Module molcrawl.molecule_nat_lang.utils.vocab_guard

Fail-fast vocab_size guard for molecule_nat_lang configs.

All molecule_nat_lang pretraining and fine-tuning checkpoints produced so far were trained with the GPT-2 tokenizer (vocab_size=50257). BERT-based configs round the vocabulary up to the next multiple of 8 (50264) for efficient embedding lookups; the GPT-2 configs use the raw size (50257). If the tokenizer is ever swapped (e.g. to CodeLlama, or to a local GPT-2 copy with extra special tokens), the derived meta_vocab_size will differ from the expected value and the resulting model will not be compatible with the existing checkpoints.
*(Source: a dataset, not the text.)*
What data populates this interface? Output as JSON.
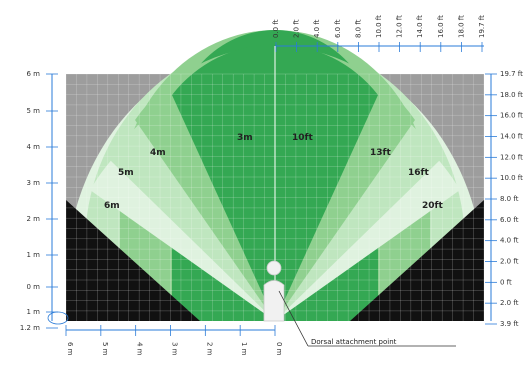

Past experience: silent vocab drift (BasicTokenizer fallback → 50002, or CodeLlama → 32024) produced checkpoints that looked fine but actually had random decoder weights, wasting days of compute. Call check_vocab_size(meta_vocab_size, expected=EXPECTED_VOCAB_SIZE_BERT) (or EXPECTED_VOCAB_SIZE_GPT2) at the bottom of every molecule_nat_lang config so the mismatch crashes loudly at startup instead.

If you intentionally want to retrain with a different tokenizer, update the constants here — the change will be visible in a single diff.

Functions

def check_vocab_size(meta_vocab_size: int, *, expected: int = 50264) ‑> None
Expand source code
def check_vocab_size(meta_vocab_size: int, *, expected: int = EXPECTED_VOCAB_SIZE) -> None:
    """Raise ``RuntimeError`` unless ``meta_vocab_size == expected``.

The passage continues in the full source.